Feheley Fine Arts in collaboration with TrépanierBaer Gallery


Feheley Fine Arts and TrépanierBaer Gallery are delighted to announce a new reciprocal collaboration. The two galleries’ inaugural exhibition will be Discovering Oscar Cahén (1916-1956) opening April 2 through to May 10, 2020 at Centre Space, located inside Feheley Fine Arts proper at 65 George Street in Toronto.

The art and story of artist Oscar Cahén is remarkable. Born in Germany to a Jewish father and German mother, Cahén was in his early 20s during the Nazi reign. In 1940 he arrived in Canada on a prison ship and spent two years in a Quebec internment camp making drawings when he could.
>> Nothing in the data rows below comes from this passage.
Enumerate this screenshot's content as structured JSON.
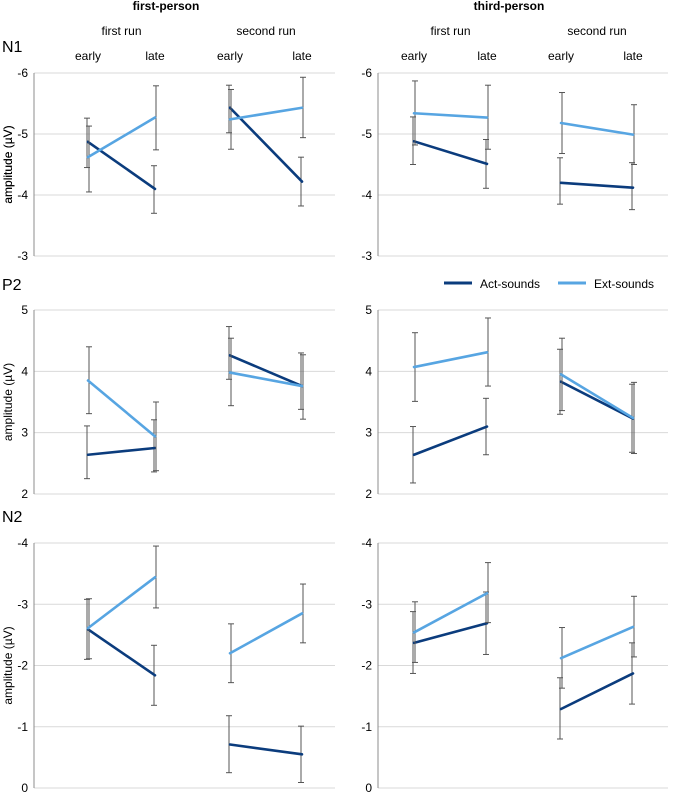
{
  "header": {
    "left": "first-person",
    "right": "third-person",
    "runs": [
      "first run",
      "second run"
    ],
    "phases": [
      "early",
      "late"
    ]
  },
  "legend": {
    "act_label": "Act-sounds",
    "ext_label": "Ext-sounds"
  },
  "colors": {
    "act": "#0b3c7d",
    "ext": "#57a5e2",
    "grid": "#d9d9d9",
    "axis": "#8c8c8c",
    "errorbar": "#555555"
  },
  "chart_data": [
    {
      "type": "line",
      "component": "N1",
      "panel": "first-person",
      "ylabel": "amplitude (µV)",
      "ylim": [
        -6,
        -3
      ],
      "y_inverted": true,
      "yticks": [
        -6,
        -5,
        -4,
        -3
      ],
      "runs": [
        {
          "name": "first run",
          "categories": [
            "early",
            "late"
          ],
          "series": [
            {
              "name": "Act-sounds",
              "values": [
                -4.87,
                -4.1
              ],
              "err_upper": [
                -5.26,
                -4.48
              ],
              "err_lower": [
                -4.45,
                -3.7
              ]
            },
            {
              "name": "Ext-sounds",
              "values": [
                -4.62,
                -5.27
              ],
              "err_upper": [
                -5.13,
                -5.79
              ],
              "err_lower": [
                -4.05,
                -4.74
              ]
            }
          ]
        },
        {
          "name": "second run",
          "categories": [
            "early",
            "late"
          ],
          "series": [
            {
              "name": "Act-sounds",
              "values": [
                -5.43,
                -4.22
              ],
              "err_upper": [
                -5.8,
                -4.62
              ],
              "err_lower": [
                -5.02,
                -3.82
              ]
            },
            {
              "name": "Ext-sounds",
              "values": [
                -5.24,
                -5.43
              ],
              "err_upper": [
                -5.73,
                -5.93
              ],
              "err_lower": [
                -4.75,
                -4.94
              ]
            }
          ]
        }
      ]
    },
    {
      "type": "line",
      "component": "N1",
      "panel": "third-person",
      "ylabel": "amplitude (µV)",
      "ylim": [
        -6,
        -3
      ],
      "y_inverted": true,
      "yticks": [
        -6,
        -5,
        -4,
        -3
      ],
      "runs": [
        {
          "name": "first run",
          "categories": [
            "early",
            "late"
          ],
          "series": [
            {
              "name": "Act-sounds",
              "values": [
                -4.88,
                -4.51
              ],
              "err_upper": [
                -5.28,
                -4.91
              ],
              "err_lower": [
                -4.5,
                -4.11
              ]
            },
            {
              "name": "Ext-sounds",
              "values": [
                -5.34,
                -5.27
              ],
              "err_upper": [
                -5.87,
                -5.8
              ],
              "err_lower": [
                -4.82,
                -4.75
              ]
            }
          ]
        },
        {
          "name": "second run",
          "categories": [
            "early",
            "late"
          ],
          "series": [
            {
              "name": "Act-sounds",
              "values": [
                -4.2,
                -4.12
              ],
              "err_upper": [
                -4.61,
                -4.53
              ],
              "err_lower": [
                -3.85,
                -3.76
              ]
            },
            {
              "name": "Ext-sounds",
              "values": [
                -5.18,
                -4.99
              ],
              "err_upper": [
                -5.68,
                -5.48
              ],
              "err_lower": [
                -4.68,
                -4.5
              ]
            }
          ]
        }
      ]
    },
    {
      "type": "line",
      "component": "P2",
      "panel": "first-person",
      "ylabel": "amplitude (µV)",
      "ylim": [
        2,
        5
      ],
      "y_inverted": false,
      "yticks": [
        2,
        3,
        4,
        5
      ],
      "runs": [
        {
          "name": "first run",
          "categories": [
            "early",
            "late"
          ],
          "series": [
            {
              "name": "Act-sounds",
              "values": [
                2.64,
                2.75
              ],
              "err_upper": [
                3.11,
                3.21
              ],
              "err_lower": [
                2.25,
                2.36
              ]
            },
            {
              "name": "Ext-sounds",
              "values": [
                3.85,
                2.94
              ],
              "err_upper": [
                4.4,
                3.5
              ],
              "err_lower": [
                3.31,
                2.38
              ]
            }
          ]
        },
        {
          "name": "second run",
          "categories": [
            "early",
            "late"
          ],
          "series": [
            {
              "name": "Act-sounds",
              "values": [
                4.26,
                3.76
              ],
              "err_upper": [
                4.73,
                4.3
              ],
              "err_lower": [
                3.87,
                3.38
              ]
            },
            {
              "name": "Ext-sounds",
              "values": [
                3.98,
                3.76
              ],
              "err_upper": [
                4.54,
                4.27
              ],
              "err_lower": [
                3.44,
                3.22
              ]
            }
          ]
        }
      ]
    },
    {
      "type": "line",
      "component": "P2",
      "panel": "third-person",
      "ylabel": "",
      "ylim": [
        2,
        5
      ],
      "y_inverted": false,
      "yticks": [
        2,
        3,
        4,
        5
      ],
      "runs": [
        {
          "name": "first run",
          "categories": [
            "early",
            "late"
          ],
          "series": [
            {
              "name": "Act-sounds",
              "values": [
                2.64,
                3.1
              ],
              "err_upper": [
                3.1,
                3.56
              ],
              "err_lower": [
                2.18,
                2.64
              ]
            },
            {
              "name": "Ext-sounds",
              "values": [
                4.07,
                4.31
              ],
              "err_upper": [
                4.63,
                4.87
              ],
              "err_lower": [
                3.51,
                3.76
              ]
            }
          ]
        },
        {
          "name": "second run",
          "categories": [
            "early",
            "late"
          ],
          "series": [
            {
              "name": "Act-sounds",
              "values": [
                3.83,
                3.23
              ],
              "err_upper": [
                4.36,
                3.79
              ],
              "err_lower": [
                3.3,
                2.68
              ]
            },
            {
              "name": "Ext-sounds",
              "values": [
                3.95,
                3.24
              ],
              "err_upper": [
                4.54,
                3.82
              ],
              "err_lower": [
                3.36,
                2.66
              ]
            }
          ]
        }
      ]
    },
    {
      "type": "line",
      "component": "N2",
      "panel": "first-person",
      "ylabel": "amplitude (µV)",
      "ylim": [
        -4,
        0
      ],
      "y_inverted": true,
      "yticks": [
        -4,
        -3,
        -2,
        -1,
        0
      ],
      "runs": [
        {
          "name": "first run",
          "categories": [
            "early",
            "late"
          ],
          "series": [
            {
              "name": "Act-sounds",
              "values": [
                -2.59,
                -1.84
              ],
              "err_upper": [
                -3.08,
                -2.33
              ],
              "err_lower": [
                -2.1,
                -1.35
              ]
            },
            {
              "name": "Ext-sounds",
              "values": [
                -2.61,
                -3.44
              ],
              "err_upper": [
                -3.09,
                -3.95
              ],
              "err_lower": [
                -2.11,
                -2.94
              ]
            }
          ]
        },
        {
          "name": "second run",
          "categories": [
            "early",
            "late"
          ],
          "series": [
            {
              "name": "Act-sounds",
              "values": [
                -0.71,
                -0.55
              ],
              "err_upper": [
                -1.18,
                -1.01
              ],
              "err_lower": [
                -0.25,
                -0.09
              ]
            },
            {
              "name": "Ext-sounds",
              "values": [
                -2.2,
                -2.85
              ],
              "err_upper": [
                -2.68,
                -3.33
              ],
              "err_lower": [
                -1.72,
                -2.37
              ]
            }
          ]
        }
      ]
    },
    {
      "type": "line",
      "component": "N2",
      "panel": "third-person",
      "ylabel": "",
      "ylim": [
        -4,
        0
      ],
      "y_inverted": true,
      "yticks": [
        -4,
        -3,
        -2,
        -1,
        0
      ],
      "runs": [
        {
          "name": "first run",
          "categories": [
            "early",
            "late"
          ],
          "series": [
            {
              "name": "Act-sounds",
              "values": [
                -2.37,
                -2.69
              ],
              "err_upper": [
                -2.88,
                -3.2
              ],
              "err_lower": [
                -1.87,
                -2.18
              ]
            },
            {
              "name": "Ext-sounds",
              "values": [
                -2.54,
                -3.18
              ],
              "err_upper": [
                -3.04,
                -3.68
              ],
              "err_lower": [
                -2.05,
                -2.7
              ]
            }
          ]
        },
        {
          "name": "second run",
          "categories": [
            "early",
            "late"
          ],
          "series": [
            {
              "name": "Act-sounds",
              "values": [
                -1.29,
                -1.87
              ],
              "err_upper": [
                -1.8,
                -2.37
              ],
              "err_lower": [
                -0.8,
                -1.37
              ]
            },
            {
              "name": "Ext-sounds",
              "values": [
                -2.12,
                -2.63
              ],
              "err_upper": [
                -2.62,
                -3.13
              ],
              "err_lower": [
                -1.63,
                -2.14
              ]
            }
          ]
        }
      ]
    }
  ]
}
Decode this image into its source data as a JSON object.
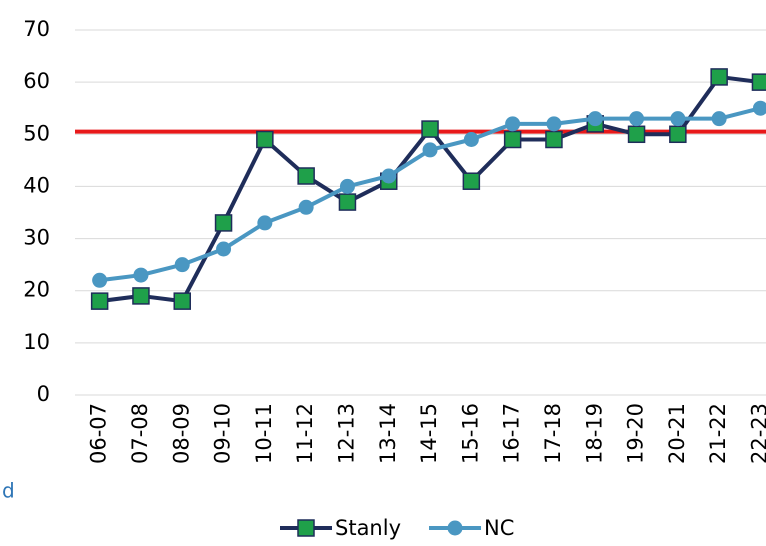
{
  "chart_data": {
    "type": "line",
    "categories": [
      "06-07",
      "07-08",
      "08-09",
      "09-10",
      "10-11",
      "11-12",
      "12-13",
      "13-14",
      "14-15",
      "15-16",
      "16-17",
      "17-18",
      "18-19",
      "19-20",
      "20-21",
      "21-22",
      "22-23"
    ],
    "series": [
      {
        "name": "Stanly",
        "color": "#1f2d5a",
        "marker": "square",
        "marker_color": "#1fa04a",
        "values": [
          18,
          19,
          18,
          33,
          49,
          42,
          37,
          41,
          51,
          41,
          49,
          49,
          52,
          50,
          50,
          61,
          60
        ]
      },
      {
        "name": "NC",
        "color": "#4a97c2",
        "marker": "circle",
        "marker_color": "#4a97c2",
        "values": [
          22,
          23,
          25,
          28,
          33,
          36,
          40,
          42,
          47,
          49,
          52,
          52,
          53,
          53,
          53,
          53,
          55
        ]
      }
    ],
    "reference_line": {
      "value": 50.5,
      "color": "#e8191a"
    },
    "ylim": [
      0,
      70
    ],
    "yticks": [
      0,
      10,
      20,
      30,
      40,
      50,
      60,
      70
    ],
    "grid": true,
    "legend": "bottom",
    "annotation": "d"
  }
}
Four years later in 1944, he moved to Toronto to work as a magazine art director and rapidly established himself as a cutting-edge illustrator and painter. In 1953 he co-founded the Ontario-based abstract artist collective Painters Eleven. Then at the height of it all Cahén’s career was cut short—he tragically passed away in a car accident in 1956.

This exhibition of Cahén’s abstract paintings marks the first of many future collaborations between Feheley Fine Arts and TrépanierBaer Gallery. The two galleries are geographically located over 2,700 km away from each other, which means more TBG projects in Toronto and FFA artists in Calgary. “We are very excited about this collaboration as it provides platforms for satellite shows in each other’s respective cities,” says Pat Feheley, Director of Feheley Fine Arts.

A highlight of the exhibition will be Cahén’s rarely seen masterpiece The Warrior (1956), completed just before his untimely death. The piece has a history with Feheley Fine Arts which traces back to Pat’s father M.F. (Budd) Feheley, who was a champion of Painters Eleven. “In fact, Pat’s father Budd first exhibited The Warrior in his gallery, the Park Gallery, in 1959,” says Yves Trépanier, co-Director of TrépanierBaer Gallery.

Now, over sixty years later, this extraordinary artwork circles back around to its Toronto roots at Feheley Fine Arts. “I can’t think of a better partner in Toronto,” says Trépanier.